Era riversa a terra, dove fissava i piedi dei passanti passare oltre la sua figura completamente invisibile al resto dei cittadini.

Aveva perso tutto. Non era rimasto più niente, solo la polvere era ancora al suo posto, onnipresente persino sul suo corpo sporco e sfinito.

Non aveva neppure più un qualcuno disposto a consolarla, come aveva fatto fino all'ultimo suo fratello maggiore.

Nessuno.

Era sola.

Era diventata invisibile.

Era infreddolita.

Era affamata.

Era stata abbandonata a sé stessa.

Ed era sempre sola, stavolta per davvero.

Il tempo minacciava la gente con grandi nuvole di un grigio cupo, annunciando un acquazzone imminente.

Nessuno prestava attenzione al corpo riverso a terra di una donna magrolina, priva di forza fisica, con due occhi nocciola spenti e pronti a lasciarsi andare, i capelli rossi sporchi di qualcosa di scuro e polveroso.

Come aveva fatto a finire così? Dopo aver lottato per tutta la vita contro la fame, il freddo, le ostilità della vita, come aveva fatto a finire lì? In mezzo alla gente che volontariamente la ignorava?

La testa le scoppiava, lo stomaco neppure più osava chiedere cibo, la gola urlava in fiamme.

Era così che sarebbe morta? Sola e in mezzo alla strada come un cane randagio?

Era stata colpa di quella stupida malattia. Tutta colpa sua. Era stata colpa sua se la sua famiglia se n'era andata così, lasciandola sola al mondo col fratello.

«Ti proteggerò io.» Le aveva garantito quella notte calda «Te lo prometto.»

Lo aveva promesso, lo aveva fatto. Allora perché, ora non era lì con lei, a rassicurarla come faceva di solito?

Era sempre colpa sua, colpa della malattia.

Fino all'ultimo lui si era limitato a rifilarle bugie, promettendole che sarebbe guarito nel giro di poco, che l'avrebbe ancora abbracciata come un tempo.

Adesso l'unica cosa che abbracciava era la terra, la tomba del fratello e dei genitori poco distante.

Erano stati talmente poveri da non potersi permettere neppure una lapide o un degno funerale. L'unica prova che adesso loro erano ancora lì, erano dei piccoli legnetti disposti a croce, conficcati nel terreno dove i loro corpi forse avevano trovato la pace eterna.
La loro casa un tempo era stata vicino alla locanda della cittadina, dove adesso giacevano, proprio nel giardino sul retro.

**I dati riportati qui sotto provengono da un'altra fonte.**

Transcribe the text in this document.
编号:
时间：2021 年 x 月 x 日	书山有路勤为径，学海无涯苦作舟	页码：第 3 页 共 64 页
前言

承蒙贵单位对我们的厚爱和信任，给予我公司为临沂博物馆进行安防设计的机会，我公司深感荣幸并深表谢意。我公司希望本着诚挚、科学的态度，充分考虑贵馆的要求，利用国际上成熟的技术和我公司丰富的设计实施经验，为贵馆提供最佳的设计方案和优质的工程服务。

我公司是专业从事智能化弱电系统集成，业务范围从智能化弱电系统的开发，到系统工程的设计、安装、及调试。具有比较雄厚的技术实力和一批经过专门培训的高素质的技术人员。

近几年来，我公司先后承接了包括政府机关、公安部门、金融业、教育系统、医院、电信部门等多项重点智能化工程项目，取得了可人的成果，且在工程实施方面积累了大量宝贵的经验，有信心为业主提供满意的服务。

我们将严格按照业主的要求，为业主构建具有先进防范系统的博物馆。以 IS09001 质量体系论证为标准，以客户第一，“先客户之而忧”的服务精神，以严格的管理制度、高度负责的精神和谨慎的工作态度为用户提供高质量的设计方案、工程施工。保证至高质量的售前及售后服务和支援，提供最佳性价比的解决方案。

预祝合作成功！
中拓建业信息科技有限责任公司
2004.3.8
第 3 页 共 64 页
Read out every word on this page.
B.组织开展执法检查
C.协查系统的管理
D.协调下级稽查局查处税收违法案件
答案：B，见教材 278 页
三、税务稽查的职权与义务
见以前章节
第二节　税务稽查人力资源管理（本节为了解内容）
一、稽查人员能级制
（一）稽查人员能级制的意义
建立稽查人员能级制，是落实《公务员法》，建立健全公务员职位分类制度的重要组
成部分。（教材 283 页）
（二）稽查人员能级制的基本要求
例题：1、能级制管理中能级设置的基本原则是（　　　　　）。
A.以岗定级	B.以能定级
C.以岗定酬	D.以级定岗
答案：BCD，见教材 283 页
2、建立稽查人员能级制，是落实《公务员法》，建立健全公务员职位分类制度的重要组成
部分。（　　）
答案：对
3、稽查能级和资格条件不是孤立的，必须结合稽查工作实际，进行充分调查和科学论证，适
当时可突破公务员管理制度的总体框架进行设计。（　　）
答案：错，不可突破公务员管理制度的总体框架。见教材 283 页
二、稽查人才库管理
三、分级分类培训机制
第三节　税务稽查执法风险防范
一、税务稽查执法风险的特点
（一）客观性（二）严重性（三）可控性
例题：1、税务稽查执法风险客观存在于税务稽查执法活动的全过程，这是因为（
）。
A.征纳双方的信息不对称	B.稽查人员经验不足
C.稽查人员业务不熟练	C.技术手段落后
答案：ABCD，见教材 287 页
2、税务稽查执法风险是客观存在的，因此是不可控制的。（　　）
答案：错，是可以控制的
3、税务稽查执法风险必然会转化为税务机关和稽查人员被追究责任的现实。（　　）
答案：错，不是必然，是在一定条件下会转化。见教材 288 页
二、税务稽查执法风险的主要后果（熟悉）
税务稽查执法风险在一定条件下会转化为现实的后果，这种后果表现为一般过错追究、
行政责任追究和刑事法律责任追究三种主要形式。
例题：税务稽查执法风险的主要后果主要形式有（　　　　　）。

Era appunto rivolta verso la locanda, ad attendere di ricongiungersi coi suoi cari. Vedeva le prostitute avventarsi sugli uomini, attaccarsi a loro come polipi e lasciare loro baci languidi. Vedeva gli uomini, troppo ubriachi per capire anche solo quale fosse il loro nome, camminare e inciampare nel nulla, rialzandosi dopo aver riso come idioti.

Sentiva la musica incalzante provenire attraverso quelle calde pareti, dove si sentivano grida gioiose e rumori di calici brindanti.

Chissà che ore erano, forse sera? Pomeriggio inoltrato? O stava per sopraggiungere la notte? Non aveva comunque più senso prestare caso al tempo, visto quanto poco gliene rimaneva.

Un suono leggero, appena udibile fece sì che i suoi occhih venissero attirati dal terreno. Aveva ormai perso la percezione del freddo e del caldo, quindi faticò a comprendere che quel suono altro non fosse che la prima goccia di pioggia che era caduta dal cielo.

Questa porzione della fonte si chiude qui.